Siempre he reivindicado la palabra madrastra, la uso con naturalidad para quitarle los miedos y los prejuicios a la gente. Mi hijastra y yo a veces nos hemos visto obligadas a matizar, sobre todo ella cuando habla con sus amigos: soy su madrastra, pero la trato bien. La gente a nuestro alrededor se sorprende de que la usemos con tanta normalidad obviando la carga negativa, pero es que las familias enlazadas es lo único que pretenden: normalidad. O bien 'explicoteándose', o bien siguiendo la corriente a los que creen que somos hermanos de padre y madre o madre e hija. Qué más dará.

En estos momentos, circula por las mesas de novedades un libro que necesita lo mismo que las familias como la mía: explicaciones, instrucciones, y las primeras veces no cuadra nada. Cuando empiezas a compartir tu vida con los hijos de tu pareja sucede: no tienes ni idea de cómo debes hacerlo para que la vida familiar fluya. Pasas la mayor parte del tiempo en tensión, confiando en que cuidando y queriendo a los niños las cosas se pongan en su lugar. A veces se ponen en su lugar, y otras veces no.

En la mayoría de los casos, los niños son los que menos oposición añaden a la situación, son los primeros en simplificar el conflicto y en adaptarse a la nueva escena familiar. Cuando un niño no pone de su parte, es fácil: habrá que fijarse en sus progenitores para saber qué está fallando. Este libro que se abre al revés y se lee de derecha a izquierda, este libro con el lomo mal colocado y con una maquetación del demonio, se titula Enllaçar-se i altres embolics. Son diez relatos que hablan, en positivo, de la diversidad familiar. A diferencia de la mayoría de libros que tratan este tema -escasos, por cierto-, que lo hacen desde el conflicto, el dramatismo y la imposibilidad... estos diez relatos, además de usar una terminología amable -madres, padres e hijos afines; abuelos, tíos, nietos y sobrinos afines; 'mamus' y 'papus'- tenían como requisito acabar bien.

LA GRAN FAMILIA

El libro pretende, desde el título pasando por las historias y acabando por el funcionamiento del objeto, rendir homenaje a las nuevas familias, las que necesitan un árbol genealógico más amplio, con notas en los márgenes, para ser comprendidas. La gran familia. Empezamos sin manual, vamos improvisando sobre la marcha, nos enfrentamos a los celos, las manías, los problemas sin resolver y los conflictos de lealtad entre adultos. Nos conciliamos no solo con el mundo laboral, sino con otro universo paralelo que es la casa del otro progenitor.

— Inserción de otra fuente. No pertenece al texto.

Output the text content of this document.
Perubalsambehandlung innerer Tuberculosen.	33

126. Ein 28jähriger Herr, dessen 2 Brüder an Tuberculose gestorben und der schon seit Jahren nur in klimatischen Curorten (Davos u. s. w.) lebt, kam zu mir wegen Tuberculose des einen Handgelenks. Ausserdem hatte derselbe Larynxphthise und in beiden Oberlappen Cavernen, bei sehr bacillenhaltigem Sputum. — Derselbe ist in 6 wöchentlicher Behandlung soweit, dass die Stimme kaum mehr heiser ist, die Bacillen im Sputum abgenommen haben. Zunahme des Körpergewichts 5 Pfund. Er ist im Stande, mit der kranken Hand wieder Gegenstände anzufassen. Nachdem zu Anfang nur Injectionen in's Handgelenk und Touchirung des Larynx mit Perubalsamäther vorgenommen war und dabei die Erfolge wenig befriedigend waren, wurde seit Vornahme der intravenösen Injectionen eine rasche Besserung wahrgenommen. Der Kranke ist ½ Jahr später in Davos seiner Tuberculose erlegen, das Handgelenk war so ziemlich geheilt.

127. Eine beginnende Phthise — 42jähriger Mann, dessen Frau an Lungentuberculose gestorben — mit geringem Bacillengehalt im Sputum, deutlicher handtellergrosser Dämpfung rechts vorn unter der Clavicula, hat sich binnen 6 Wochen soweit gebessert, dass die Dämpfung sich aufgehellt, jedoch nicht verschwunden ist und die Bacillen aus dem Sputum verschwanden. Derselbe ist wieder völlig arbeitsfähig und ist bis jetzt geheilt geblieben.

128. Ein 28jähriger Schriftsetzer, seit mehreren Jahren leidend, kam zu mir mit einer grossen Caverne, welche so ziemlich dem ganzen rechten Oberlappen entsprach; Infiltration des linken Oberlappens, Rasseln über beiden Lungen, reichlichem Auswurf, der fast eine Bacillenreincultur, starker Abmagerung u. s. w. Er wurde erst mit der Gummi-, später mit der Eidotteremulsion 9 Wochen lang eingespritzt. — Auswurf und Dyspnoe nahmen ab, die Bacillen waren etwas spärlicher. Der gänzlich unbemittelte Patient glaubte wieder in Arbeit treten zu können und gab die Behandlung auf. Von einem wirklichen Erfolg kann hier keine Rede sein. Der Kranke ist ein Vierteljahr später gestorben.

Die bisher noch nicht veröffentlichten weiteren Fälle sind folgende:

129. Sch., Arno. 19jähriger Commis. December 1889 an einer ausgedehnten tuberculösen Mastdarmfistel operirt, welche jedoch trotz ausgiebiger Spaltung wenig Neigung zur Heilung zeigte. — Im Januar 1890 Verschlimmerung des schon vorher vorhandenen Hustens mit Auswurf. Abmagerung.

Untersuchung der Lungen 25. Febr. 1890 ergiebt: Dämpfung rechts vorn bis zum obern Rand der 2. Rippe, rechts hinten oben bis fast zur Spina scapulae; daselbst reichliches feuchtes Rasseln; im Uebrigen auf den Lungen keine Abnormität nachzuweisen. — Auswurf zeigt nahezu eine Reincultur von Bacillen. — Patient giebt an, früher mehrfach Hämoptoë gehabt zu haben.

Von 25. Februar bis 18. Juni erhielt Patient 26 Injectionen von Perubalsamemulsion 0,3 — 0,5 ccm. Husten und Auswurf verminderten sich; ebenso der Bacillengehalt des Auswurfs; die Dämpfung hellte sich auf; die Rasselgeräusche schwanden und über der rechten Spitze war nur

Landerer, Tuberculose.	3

Educamos en conjunto, por duplicado y, a veces, en contradicción

Luchamos por encontrar diminutivos y nombres cariñosos para el día a día. Nos esforzamos por no hacer diferencias entre sangre y no sangre. Cuadramos agendas, miramos al milímetro las vacaciones, duplicamos mochilas de entreno y chaquetas de invierno. Educamos en conjunto, por duplicado y, a veces, en contradicción. En medio, no lo olvidemos, unas personas están formándose... y nos necesitan.

Nos necesitan a todos: padres, madres, 'papus' y 'mamus', seis abuelos, diez primos hermanos y sin hermanar. De eso quiere hablar este libro de elpoblet edicions (benéfico, además): de la normalidad que precisamos, y del gran vacío que hay en la ficción. Igual que las paternidades de los colectivos LTGB o los grupos de apoyo de familias de adopción o acogida, los afines tenemos que organizarnos. Y eso es lo que vamos a hacer.